こんばんは！I hope everyone is doing well! It’s been a good week.
Sometimes, if the period after is free, I go to hang out with the special needs students during recess at 8sho. On Wednesday I had time, so we ended up doing origami, and I actually stayed through most of 5th period as well! My haul: two strawberries, three shuriken, and one camera (the dark blue thing). These were all given to me by the students; I didn’t actually make any of them, because I’m terrible at origami.
My sixth graders gave short speeches to finish up their lessons.
This boy wants to be a taxi driver because he likes cake:
And this boy wants to be a farmer, because he likes potato chips.
He also appears to love PPAP. That song plagues me daily.
And then there were just some cute illustrations.
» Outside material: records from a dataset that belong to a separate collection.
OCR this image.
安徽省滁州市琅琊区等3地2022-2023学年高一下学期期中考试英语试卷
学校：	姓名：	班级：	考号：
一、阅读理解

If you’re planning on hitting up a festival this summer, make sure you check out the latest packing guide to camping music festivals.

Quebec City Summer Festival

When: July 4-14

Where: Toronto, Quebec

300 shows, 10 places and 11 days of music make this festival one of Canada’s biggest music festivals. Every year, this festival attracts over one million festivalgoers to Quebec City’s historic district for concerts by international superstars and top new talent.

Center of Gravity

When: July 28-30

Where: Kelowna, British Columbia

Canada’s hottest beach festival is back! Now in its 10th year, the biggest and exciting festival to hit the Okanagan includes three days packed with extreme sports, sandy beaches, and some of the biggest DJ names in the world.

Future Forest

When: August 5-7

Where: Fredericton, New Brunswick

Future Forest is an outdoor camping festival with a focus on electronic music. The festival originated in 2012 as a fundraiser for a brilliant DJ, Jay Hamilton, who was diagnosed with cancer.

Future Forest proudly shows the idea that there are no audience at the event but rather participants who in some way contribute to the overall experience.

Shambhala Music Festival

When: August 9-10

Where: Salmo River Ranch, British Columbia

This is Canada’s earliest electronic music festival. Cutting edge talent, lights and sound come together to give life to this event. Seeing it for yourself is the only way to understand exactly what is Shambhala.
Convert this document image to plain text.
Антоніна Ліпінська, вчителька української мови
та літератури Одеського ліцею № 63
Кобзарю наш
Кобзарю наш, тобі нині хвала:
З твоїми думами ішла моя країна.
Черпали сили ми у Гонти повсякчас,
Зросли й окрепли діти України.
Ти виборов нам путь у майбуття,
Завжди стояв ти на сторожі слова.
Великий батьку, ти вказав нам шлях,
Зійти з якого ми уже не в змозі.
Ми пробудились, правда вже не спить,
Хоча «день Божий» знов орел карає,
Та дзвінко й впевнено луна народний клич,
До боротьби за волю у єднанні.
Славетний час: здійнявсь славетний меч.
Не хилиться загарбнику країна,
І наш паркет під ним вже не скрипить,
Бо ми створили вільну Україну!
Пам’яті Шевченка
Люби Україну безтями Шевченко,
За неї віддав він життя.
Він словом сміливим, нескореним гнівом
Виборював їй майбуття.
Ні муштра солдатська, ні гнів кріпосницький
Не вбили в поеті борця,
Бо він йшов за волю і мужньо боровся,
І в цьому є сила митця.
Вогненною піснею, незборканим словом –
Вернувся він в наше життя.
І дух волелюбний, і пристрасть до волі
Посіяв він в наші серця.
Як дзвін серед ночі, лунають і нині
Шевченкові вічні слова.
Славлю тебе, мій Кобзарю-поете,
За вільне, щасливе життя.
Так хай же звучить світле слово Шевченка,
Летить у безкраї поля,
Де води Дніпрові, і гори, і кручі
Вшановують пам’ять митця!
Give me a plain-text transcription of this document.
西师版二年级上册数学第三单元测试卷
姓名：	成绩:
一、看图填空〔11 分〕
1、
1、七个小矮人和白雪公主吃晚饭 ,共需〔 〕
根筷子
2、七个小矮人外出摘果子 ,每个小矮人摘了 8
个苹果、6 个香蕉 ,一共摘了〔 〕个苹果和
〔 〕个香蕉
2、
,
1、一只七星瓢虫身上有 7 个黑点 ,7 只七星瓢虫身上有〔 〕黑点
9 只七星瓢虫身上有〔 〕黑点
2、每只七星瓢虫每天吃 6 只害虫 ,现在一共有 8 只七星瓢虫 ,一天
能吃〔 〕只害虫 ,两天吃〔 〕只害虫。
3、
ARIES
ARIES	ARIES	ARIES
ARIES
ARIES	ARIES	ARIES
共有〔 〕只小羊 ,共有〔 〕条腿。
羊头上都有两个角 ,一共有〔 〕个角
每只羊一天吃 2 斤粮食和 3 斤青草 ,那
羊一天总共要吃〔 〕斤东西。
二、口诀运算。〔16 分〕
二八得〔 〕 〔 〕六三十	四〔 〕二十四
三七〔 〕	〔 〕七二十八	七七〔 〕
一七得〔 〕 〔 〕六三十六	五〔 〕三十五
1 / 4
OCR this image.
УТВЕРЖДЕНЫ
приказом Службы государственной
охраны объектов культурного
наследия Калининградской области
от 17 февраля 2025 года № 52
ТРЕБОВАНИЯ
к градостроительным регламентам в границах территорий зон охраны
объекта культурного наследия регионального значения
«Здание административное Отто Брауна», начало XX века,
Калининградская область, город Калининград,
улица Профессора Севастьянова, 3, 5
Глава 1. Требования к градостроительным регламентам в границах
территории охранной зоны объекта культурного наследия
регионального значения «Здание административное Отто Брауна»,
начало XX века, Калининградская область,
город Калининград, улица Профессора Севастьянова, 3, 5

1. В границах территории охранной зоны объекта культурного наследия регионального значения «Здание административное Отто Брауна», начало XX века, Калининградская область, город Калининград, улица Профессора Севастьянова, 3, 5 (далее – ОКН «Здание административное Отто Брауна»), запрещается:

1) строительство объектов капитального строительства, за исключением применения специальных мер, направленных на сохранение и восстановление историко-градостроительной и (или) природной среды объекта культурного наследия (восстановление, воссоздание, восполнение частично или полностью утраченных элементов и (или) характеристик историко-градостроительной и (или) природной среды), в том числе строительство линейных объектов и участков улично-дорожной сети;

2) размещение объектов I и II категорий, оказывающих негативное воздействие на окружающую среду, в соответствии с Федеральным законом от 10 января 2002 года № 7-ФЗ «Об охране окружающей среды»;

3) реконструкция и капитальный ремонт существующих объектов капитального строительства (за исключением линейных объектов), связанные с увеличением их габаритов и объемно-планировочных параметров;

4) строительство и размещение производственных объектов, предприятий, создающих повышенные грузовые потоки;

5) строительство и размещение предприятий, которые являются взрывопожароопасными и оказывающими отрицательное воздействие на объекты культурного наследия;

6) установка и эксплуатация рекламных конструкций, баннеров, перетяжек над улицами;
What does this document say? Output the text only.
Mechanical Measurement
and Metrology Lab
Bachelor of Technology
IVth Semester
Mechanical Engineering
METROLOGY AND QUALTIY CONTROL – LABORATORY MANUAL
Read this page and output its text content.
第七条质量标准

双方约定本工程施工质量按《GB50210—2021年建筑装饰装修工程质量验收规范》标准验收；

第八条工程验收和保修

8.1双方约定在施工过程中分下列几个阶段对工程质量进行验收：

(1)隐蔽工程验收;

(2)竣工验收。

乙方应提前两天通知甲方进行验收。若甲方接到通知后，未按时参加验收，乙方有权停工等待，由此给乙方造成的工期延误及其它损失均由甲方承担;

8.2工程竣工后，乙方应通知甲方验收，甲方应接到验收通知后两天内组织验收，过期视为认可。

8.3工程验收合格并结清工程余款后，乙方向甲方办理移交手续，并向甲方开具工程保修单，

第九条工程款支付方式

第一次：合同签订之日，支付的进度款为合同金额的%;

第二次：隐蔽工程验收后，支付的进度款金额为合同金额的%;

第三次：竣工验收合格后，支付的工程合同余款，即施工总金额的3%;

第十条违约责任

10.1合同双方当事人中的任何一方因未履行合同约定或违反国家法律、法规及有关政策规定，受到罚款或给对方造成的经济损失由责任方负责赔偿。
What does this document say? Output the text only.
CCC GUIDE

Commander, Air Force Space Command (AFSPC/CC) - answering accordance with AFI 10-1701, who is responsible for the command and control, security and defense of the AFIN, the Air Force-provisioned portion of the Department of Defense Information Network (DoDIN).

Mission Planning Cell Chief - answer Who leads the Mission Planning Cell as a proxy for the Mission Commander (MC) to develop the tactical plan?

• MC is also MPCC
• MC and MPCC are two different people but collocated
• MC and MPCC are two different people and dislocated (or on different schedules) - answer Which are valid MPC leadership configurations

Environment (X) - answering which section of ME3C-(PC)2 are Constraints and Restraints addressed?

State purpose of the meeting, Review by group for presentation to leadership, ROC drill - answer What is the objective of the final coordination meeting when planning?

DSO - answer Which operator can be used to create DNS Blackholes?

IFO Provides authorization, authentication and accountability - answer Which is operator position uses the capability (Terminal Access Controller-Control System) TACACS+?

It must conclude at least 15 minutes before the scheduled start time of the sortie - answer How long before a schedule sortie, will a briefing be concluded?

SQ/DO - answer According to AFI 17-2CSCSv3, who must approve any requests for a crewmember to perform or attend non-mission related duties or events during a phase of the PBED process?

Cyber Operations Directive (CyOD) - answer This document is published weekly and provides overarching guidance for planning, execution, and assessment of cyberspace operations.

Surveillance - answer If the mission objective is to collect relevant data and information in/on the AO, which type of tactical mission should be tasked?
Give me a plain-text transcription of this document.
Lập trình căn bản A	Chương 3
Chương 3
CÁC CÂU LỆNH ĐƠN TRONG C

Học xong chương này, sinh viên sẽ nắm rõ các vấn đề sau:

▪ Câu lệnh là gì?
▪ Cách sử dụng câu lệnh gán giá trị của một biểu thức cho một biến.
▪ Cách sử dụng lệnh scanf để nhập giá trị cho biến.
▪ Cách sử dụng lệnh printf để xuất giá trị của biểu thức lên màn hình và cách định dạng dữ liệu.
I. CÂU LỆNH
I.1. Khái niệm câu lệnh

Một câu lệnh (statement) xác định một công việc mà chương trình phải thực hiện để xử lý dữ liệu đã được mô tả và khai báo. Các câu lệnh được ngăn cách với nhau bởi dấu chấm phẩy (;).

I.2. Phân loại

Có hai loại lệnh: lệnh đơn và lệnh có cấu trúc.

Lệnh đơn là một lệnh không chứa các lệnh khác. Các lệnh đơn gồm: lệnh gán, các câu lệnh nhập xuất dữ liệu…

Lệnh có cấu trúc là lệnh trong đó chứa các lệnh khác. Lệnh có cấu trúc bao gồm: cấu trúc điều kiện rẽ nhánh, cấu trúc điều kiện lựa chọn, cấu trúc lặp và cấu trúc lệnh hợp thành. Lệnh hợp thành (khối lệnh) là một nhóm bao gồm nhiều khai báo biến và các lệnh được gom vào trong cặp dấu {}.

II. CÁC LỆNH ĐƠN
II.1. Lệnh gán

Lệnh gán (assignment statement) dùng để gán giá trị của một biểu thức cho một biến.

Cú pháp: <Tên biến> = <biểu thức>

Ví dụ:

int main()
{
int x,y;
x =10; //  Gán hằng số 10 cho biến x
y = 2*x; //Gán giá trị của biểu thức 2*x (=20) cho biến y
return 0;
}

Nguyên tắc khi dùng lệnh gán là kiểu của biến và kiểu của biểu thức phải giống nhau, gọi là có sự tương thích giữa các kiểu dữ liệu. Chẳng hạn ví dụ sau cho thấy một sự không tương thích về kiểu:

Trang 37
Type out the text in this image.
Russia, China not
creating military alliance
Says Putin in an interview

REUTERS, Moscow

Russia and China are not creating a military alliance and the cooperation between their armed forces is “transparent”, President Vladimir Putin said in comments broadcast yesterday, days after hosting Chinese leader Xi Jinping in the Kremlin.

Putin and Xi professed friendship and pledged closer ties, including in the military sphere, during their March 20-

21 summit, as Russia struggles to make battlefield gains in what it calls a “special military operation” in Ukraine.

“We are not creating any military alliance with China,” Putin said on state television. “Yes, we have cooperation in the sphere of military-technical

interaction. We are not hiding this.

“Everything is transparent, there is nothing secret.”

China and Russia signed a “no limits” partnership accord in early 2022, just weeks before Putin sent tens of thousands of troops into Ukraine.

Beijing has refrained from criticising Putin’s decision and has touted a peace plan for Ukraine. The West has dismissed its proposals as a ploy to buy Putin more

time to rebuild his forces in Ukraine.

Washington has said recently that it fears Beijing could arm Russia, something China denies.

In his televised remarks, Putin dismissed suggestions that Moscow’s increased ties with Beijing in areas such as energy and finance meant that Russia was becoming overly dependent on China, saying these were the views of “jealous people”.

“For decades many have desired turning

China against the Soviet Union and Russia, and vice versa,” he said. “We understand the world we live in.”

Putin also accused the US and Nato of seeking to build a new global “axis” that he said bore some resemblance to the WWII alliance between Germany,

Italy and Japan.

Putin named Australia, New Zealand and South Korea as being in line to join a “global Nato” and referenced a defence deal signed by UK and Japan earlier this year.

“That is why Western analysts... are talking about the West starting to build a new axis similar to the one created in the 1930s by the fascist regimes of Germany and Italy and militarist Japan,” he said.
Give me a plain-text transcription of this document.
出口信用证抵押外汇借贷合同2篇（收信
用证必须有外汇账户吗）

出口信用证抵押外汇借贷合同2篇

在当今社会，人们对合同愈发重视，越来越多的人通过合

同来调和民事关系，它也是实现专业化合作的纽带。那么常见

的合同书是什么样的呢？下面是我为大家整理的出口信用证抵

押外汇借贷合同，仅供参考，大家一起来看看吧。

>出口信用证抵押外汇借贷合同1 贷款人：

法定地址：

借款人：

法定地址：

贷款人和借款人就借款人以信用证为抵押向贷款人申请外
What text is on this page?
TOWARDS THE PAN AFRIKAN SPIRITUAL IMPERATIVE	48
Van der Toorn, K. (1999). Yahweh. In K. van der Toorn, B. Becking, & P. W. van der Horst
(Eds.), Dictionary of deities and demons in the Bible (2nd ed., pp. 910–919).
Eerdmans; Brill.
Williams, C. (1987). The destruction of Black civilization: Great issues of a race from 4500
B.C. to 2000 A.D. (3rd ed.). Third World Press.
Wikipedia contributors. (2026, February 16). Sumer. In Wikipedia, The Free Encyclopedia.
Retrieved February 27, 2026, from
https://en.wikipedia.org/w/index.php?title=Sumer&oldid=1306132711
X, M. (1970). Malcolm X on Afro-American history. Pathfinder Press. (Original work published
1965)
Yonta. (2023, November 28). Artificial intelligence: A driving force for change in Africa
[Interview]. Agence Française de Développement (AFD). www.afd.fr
These kids never fail to make me smile!
Friday, February 3rd was setsubun – basically a bean-throwing festival to celebrate the coming of the first day of spring, which is apparently on the 4th. It seems to be mostly aimed at kids – all the illustrations I’ve seen advertising the beans show kids throwing the beans at oni (Japanese ogres). You’re supposed to shout, “Demons out, luck in!” as you do it.
One of my teachers gave me this mask at school! I was very happy, though I think this means that kids will throw beans at me if I put it on, haha.
On Friday evening 1sho had an enkai (work party) to celebrate the end of the demonstration year. We went to Yoshikawa, a fancy Japanese restaurant. I’ve noticed a lot of Japanese restaurants will have the first floor for walk-ins and the second floor for enkais. All the ones I’ve been to require us to take off our shoes once we get to the second floor, so I always have to make sure my socks match -_- But it is very comfy!
The main dish was nabe, a Japanese hotpot. Beautiful pots!
And there was, of course, sashimi. Ms. Yamamoto sat next to me, and since she doesn’t like sashimi, I got her plate as well! Yus!
Note my tiny glass of beer! At enkais you usually get the choice of beer (usually Asahi, Kirin, or Suntory), oolong tea, coke, or ginger ale. We started out the enkai by pouring out drinks (and you never pour your own drink!), listening to a short speech, and shouting “Kampai!” (Cheers!) Sometimes when we do kampai we end up walking around to touch glasses with every single person in the room. (Not this time, though, whew. We just got straight to drinking!)
In Japan, drinking is much more socially acceptable. There was one memorable time two years ago that we went to the park in the evening to have a few beers and say goodbye to a friend leaving the country. We came across a group of Japanese restaurant-owners (one of whom had a student in our friend’s school) enjoying a picnic. They’d been there since lunchtime and were absolutely smashed – and they had so much leftover food and booze that they just invited us to sit down, finish their food, and get drunk with them!
Mark and Mr. Akazawa serenaded us all with their lovely singing voices!
Enkais are always a little scary when I first attend – will I be able to understand anyone? Will I be able to talk to anyone? – but they always end up being an absolute blast!
The next day I just chilled at home with a cup of awesome houjicha, Japanese roasted green tea. There were beans and…roasted rice?…in there. It was lovely!
When we were in Korea, I loved the sweet teas in the cafes. In Japan, the more traditional teas are less sweet and more…nutty? Toasty? It’s hard to describe, but while I get tired and overwhelmed by too many cups of sweet teas, I can drink cup after cup of houjicha. (Mugicha, barley tea, is my absolute favourite. Last summer I drank a two litre bottle of mugicha almost every day – it’s the perfect summer drink!)
I also made mochi!
All in all, it’s been a fun week! I’ll finish up with this cute picture of Paul with the cats:
I’m going to miss the cat-snuggles come summertime, when they no longer have need of our warmth.